I am NOT good with technology.
So I am writing this post instead of getting up videos of my max lifts for you because, well, I don’t know how to get them up. I realize now that everyone else is adding pictures and video willy-nilly to their facebook and blogs because they have SMARTPHONES! I don’t even like the regular old fashioned mobile phone that just makes phone calls (something about being introverted and hating to talk on the phone).
Since I do not have a smartphone, I have to upload the video and pics (which I don’t know how to do without lots of reminders), resize or otherwise edit (which again I don’t know how to do) and then they can finally be put into my post.
This really hinders me from making quick, easy posts.
So, instead of posting my awesome videos of trying (and failing) to lift 220lbs, I will tell you about my experience beginning Geoff Neupert’s Kettlebell Strong program.
Since my goal of doing a powerlifting meet didn’t come about, I am switching my training back to kettlebells in preparation for the RKC (Russian Kettlebell Challenge) certification that I am doing in October.
I am using the Kettlebell Strong program by Geoff Neupert which is all double kettlebell work. I am hoping that it will get me really strong and conditioned so that I have no problem with the snatch test and the rest of the work performed during the RKC weekend. The course is 3 full days of training, so a lot of volume.
I read through the Kettlebell Strong manual and have begun watching the video.
(And just for the record, I bought it myself, I am not an affiliate, I am not making money by selling his program)
Geoff recommends the clean and press as a great all around exercise for developing strength and power. I am going with this since my cleans are really terrible.

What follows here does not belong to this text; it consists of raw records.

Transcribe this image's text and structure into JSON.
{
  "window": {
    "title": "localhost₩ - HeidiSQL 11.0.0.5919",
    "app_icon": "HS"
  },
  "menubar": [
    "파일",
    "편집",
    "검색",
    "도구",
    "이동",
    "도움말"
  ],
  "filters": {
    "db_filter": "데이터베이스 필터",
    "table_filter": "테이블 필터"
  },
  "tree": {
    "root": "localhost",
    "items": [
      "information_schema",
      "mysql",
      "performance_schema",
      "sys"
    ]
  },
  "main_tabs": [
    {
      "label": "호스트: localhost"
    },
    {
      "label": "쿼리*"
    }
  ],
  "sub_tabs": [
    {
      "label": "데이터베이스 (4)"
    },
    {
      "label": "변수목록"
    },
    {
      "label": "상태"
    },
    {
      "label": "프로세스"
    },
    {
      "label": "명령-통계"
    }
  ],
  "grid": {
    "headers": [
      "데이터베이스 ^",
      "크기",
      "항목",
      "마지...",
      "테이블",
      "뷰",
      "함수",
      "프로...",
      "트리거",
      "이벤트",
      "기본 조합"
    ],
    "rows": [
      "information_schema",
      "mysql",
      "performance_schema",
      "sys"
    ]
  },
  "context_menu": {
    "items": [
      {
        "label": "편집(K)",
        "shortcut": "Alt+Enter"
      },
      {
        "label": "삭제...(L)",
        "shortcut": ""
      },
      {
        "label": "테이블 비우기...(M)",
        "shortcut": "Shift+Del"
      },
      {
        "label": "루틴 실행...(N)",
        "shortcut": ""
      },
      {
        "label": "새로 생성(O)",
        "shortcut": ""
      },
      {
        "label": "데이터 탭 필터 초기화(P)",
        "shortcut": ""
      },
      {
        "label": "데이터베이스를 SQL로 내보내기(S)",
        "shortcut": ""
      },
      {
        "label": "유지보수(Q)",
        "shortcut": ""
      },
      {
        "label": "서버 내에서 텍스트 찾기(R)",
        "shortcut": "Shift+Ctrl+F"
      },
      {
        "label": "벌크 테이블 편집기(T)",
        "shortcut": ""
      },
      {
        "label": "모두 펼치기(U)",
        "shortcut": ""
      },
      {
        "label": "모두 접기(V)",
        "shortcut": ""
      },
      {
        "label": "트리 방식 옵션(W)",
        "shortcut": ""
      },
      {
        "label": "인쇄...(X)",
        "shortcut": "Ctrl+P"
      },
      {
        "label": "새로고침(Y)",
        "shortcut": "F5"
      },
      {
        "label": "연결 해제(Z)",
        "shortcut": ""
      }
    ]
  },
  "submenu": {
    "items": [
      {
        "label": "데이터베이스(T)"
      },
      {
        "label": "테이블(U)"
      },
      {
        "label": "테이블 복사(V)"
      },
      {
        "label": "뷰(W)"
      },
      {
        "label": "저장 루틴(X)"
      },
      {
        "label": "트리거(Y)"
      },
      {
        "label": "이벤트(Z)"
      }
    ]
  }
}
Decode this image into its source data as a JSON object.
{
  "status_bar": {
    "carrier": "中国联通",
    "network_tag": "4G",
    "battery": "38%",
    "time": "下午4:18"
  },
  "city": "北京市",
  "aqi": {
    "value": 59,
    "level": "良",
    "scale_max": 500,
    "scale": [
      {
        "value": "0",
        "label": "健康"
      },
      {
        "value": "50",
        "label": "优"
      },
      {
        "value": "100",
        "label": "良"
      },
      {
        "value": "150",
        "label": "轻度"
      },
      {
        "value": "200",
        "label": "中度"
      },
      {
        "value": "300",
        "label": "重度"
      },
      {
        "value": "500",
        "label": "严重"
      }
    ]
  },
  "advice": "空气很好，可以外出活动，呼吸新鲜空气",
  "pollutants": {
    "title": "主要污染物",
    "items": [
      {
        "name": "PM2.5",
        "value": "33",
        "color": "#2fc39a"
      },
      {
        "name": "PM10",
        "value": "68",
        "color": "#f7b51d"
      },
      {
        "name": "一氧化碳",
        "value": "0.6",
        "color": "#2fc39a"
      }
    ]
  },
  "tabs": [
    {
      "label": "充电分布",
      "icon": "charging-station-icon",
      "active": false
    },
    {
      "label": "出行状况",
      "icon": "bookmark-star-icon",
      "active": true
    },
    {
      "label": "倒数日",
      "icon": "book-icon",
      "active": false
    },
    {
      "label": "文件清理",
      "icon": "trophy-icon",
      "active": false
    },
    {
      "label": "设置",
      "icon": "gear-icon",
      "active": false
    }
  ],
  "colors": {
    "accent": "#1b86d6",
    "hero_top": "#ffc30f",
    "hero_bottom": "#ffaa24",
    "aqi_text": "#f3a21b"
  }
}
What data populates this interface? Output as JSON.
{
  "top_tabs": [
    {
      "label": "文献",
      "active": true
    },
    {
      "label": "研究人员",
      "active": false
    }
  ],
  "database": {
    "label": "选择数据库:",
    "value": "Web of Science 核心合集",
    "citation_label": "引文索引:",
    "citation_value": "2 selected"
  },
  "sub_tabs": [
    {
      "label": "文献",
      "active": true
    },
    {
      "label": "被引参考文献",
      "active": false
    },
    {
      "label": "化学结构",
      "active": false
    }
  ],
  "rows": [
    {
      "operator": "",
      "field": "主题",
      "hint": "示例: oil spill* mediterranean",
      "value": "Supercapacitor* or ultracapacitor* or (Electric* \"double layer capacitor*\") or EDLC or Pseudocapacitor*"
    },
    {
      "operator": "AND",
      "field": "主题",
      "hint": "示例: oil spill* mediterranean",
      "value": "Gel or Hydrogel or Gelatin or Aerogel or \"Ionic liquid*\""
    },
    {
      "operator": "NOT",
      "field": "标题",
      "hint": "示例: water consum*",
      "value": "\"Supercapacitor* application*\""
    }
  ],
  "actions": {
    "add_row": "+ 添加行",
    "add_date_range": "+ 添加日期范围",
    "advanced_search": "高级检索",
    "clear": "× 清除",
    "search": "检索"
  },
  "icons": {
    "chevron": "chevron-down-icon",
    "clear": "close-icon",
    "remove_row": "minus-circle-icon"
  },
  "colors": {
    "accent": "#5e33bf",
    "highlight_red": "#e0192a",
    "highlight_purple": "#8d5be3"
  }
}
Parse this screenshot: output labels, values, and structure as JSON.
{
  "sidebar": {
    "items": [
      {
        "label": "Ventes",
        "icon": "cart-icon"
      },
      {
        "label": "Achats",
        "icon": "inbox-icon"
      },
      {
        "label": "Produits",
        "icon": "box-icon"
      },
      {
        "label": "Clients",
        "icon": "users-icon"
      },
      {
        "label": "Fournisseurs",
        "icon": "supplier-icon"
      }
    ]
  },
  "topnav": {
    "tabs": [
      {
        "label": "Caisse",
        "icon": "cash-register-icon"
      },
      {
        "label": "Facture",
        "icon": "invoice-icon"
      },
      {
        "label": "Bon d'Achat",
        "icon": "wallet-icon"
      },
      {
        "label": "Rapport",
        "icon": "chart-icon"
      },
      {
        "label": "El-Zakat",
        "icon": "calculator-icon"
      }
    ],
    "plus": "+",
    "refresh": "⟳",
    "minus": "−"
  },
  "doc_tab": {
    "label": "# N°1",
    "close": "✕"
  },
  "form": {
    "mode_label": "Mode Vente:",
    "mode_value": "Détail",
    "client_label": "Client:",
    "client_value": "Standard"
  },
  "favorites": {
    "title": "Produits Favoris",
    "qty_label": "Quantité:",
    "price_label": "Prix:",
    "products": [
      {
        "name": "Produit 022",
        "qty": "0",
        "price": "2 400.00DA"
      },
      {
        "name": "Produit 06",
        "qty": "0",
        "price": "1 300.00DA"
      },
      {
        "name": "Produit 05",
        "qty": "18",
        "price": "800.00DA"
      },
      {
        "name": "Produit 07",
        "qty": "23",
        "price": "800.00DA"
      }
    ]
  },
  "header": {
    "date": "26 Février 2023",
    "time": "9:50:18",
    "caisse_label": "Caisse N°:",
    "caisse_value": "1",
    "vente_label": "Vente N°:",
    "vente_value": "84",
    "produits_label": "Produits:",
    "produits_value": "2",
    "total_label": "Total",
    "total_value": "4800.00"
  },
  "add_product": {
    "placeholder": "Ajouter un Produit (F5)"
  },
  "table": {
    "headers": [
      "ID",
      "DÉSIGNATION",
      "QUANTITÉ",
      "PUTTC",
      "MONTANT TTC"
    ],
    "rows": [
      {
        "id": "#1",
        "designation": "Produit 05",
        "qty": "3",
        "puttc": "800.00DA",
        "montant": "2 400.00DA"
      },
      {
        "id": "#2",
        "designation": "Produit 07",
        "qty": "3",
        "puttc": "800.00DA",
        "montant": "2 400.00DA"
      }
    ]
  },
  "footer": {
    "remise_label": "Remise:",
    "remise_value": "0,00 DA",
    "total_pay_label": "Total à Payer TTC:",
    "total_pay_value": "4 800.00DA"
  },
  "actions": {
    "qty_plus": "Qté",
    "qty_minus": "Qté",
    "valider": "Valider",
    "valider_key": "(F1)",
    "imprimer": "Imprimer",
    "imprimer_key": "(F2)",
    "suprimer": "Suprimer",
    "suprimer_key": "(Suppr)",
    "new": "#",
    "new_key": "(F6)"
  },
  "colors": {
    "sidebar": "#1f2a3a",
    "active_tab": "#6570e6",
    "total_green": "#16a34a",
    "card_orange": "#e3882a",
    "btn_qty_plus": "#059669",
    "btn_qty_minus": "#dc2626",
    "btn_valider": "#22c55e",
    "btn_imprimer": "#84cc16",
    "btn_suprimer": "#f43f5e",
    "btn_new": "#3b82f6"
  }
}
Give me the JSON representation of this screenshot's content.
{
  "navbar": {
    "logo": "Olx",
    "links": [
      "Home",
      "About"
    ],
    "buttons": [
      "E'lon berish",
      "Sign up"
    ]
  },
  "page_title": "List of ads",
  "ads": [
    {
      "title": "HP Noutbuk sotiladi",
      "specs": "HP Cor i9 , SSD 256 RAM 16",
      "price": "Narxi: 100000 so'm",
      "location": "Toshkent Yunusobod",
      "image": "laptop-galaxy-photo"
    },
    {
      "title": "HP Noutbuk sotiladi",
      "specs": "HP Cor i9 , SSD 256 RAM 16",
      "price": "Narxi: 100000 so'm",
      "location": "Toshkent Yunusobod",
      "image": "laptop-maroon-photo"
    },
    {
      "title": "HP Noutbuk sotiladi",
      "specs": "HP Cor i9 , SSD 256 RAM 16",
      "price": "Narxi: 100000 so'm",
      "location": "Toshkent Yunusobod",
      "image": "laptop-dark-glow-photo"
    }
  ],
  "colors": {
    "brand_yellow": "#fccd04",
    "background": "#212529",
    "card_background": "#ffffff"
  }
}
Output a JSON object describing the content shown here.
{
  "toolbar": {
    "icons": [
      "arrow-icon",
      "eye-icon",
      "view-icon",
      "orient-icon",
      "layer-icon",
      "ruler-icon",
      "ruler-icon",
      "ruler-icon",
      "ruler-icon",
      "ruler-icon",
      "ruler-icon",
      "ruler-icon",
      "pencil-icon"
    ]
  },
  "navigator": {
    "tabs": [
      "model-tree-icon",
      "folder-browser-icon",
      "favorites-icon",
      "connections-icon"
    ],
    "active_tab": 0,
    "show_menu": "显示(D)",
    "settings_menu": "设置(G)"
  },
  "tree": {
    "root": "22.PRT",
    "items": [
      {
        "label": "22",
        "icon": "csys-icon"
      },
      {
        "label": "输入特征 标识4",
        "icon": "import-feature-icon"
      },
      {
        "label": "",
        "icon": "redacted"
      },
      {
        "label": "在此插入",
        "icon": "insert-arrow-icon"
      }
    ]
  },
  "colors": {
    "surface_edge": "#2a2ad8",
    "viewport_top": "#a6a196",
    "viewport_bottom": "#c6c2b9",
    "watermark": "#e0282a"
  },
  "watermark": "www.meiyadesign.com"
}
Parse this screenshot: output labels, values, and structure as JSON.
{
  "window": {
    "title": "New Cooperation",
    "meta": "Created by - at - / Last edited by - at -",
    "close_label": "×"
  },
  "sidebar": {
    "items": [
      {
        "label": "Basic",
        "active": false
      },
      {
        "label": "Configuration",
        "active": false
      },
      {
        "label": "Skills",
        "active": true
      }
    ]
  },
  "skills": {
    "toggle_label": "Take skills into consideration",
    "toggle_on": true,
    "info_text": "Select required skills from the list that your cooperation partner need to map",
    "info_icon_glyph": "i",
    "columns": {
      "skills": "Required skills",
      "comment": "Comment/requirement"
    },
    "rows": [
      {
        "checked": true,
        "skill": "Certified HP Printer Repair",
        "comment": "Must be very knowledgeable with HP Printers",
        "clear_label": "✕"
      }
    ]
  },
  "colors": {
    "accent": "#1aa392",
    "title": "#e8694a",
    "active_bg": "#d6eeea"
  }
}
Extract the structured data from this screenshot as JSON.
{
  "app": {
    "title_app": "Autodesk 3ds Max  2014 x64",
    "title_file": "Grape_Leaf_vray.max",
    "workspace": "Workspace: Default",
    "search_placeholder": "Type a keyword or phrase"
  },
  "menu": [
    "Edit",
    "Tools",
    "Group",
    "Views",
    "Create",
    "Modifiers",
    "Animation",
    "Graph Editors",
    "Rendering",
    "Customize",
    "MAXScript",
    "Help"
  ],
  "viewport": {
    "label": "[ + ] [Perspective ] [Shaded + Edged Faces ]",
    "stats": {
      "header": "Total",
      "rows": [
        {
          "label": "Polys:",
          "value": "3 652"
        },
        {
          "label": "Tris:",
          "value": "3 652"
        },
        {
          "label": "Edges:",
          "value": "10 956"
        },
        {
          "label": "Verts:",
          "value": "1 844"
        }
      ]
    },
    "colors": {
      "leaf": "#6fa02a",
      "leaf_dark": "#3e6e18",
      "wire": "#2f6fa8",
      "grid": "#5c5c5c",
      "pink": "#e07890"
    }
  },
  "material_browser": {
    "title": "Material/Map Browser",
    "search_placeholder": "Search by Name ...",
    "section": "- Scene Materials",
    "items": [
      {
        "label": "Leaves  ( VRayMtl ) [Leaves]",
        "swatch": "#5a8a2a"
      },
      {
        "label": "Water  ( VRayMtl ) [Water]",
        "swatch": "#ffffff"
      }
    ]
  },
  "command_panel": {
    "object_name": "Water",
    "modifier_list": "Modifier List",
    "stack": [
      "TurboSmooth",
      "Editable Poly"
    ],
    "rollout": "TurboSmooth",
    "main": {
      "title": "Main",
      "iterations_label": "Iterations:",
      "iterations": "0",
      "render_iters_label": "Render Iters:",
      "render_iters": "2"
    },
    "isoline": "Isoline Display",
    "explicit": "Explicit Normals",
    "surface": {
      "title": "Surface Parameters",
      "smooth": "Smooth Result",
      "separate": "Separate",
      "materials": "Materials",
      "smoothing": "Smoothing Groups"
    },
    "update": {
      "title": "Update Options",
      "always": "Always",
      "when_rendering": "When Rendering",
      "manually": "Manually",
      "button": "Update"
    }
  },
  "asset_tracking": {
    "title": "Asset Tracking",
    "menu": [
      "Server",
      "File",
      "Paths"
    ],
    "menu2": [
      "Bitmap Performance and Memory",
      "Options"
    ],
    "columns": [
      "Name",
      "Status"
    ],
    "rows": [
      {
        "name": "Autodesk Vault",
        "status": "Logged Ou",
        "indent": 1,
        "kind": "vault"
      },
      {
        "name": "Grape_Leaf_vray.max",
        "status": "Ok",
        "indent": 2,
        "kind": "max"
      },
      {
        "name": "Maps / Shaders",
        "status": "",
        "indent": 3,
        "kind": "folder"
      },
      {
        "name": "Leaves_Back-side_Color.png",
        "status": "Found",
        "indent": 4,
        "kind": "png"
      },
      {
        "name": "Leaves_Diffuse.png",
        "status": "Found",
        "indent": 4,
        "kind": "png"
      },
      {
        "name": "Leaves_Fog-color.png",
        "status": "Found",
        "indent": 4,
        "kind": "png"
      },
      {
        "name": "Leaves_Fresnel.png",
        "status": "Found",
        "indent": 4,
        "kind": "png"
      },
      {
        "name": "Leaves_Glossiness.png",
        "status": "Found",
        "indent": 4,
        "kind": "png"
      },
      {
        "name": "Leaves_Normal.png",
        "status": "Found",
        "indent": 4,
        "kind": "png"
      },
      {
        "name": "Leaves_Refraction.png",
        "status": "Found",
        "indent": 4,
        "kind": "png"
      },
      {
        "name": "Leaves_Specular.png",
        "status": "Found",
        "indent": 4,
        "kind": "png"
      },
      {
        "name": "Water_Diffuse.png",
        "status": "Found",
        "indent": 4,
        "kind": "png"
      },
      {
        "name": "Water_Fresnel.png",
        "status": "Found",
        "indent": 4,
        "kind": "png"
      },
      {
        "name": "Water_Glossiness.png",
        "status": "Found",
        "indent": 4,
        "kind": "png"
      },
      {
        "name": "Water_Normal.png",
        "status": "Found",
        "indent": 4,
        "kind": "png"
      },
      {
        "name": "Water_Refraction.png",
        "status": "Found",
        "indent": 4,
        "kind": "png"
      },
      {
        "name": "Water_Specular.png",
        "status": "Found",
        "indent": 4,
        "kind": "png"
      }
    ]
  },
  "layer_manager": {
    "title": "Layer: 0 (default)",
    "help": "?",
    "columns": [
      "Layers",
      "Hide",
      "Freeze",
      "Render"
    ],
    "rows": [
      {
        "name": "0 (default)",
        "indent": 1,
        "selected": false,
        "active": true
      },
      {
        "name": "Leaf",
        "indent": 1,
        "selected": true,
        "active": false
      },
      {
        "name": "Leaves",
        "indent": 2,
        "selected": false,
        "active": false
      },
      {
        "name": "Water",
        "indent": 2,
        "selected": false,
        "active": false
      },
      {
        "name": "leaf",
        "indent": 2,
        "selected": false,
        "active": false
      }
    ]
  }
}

The manual and video cover a lot of corrective strategies for each exercise. I began applying these with the clean and immediately felt improvements when I was practicing. However, when I actually began training with my work weight bells at 16kg instead of 12kg. my problems came back.
Namely, banging my forearms as I rack the clean. This has always been an issue with me ever since starting with kettlebells. Because of this, I hesitate to teach the clean to my clients. And the clean is the foundation of double kettlebell work since you have to have the kettlebells in the rack to do any other exercise and you must clean them to get them into the rack!
[For reference here’s what a double kettlebell clean looks like. Like I said, I’m not good with technology and remembering how to embed a youtube video of a kettlebell clean is holding me up from posting this. So, at this point, you will have to find it on youtube it yourself if you don’t know and are curious:)]
Up to this point, I have just kind of accepted that I will bang my arms and that I have to get used to it. But it would be really nice not to bang my arms. I know that I have too much of an arc when I bring them up my body, but I think I am afraid of hitting my fingers with the handles–which I’ve done before and it’s not very fun!
So the solution is to keep the kettlebells closer to my body, but how to accomplish that?
It seemed to work better when I was practicing with the lighter 12kg kettlebells, so perhaps I need to go back to that and practice. Geoff’s corrections include, keeping elbows glued to the body and remembering that the clean is not a swing (which is horizontal movement), it’s a vertical movement. He also recommends waiting a bit as you let the kettlebells fall out of the rack and get your hips out of the way at the last possible moment.
If you’re familiar with kettlebell cleans and have any suggestions or tips, please let me know what you’ve done to fix this problem!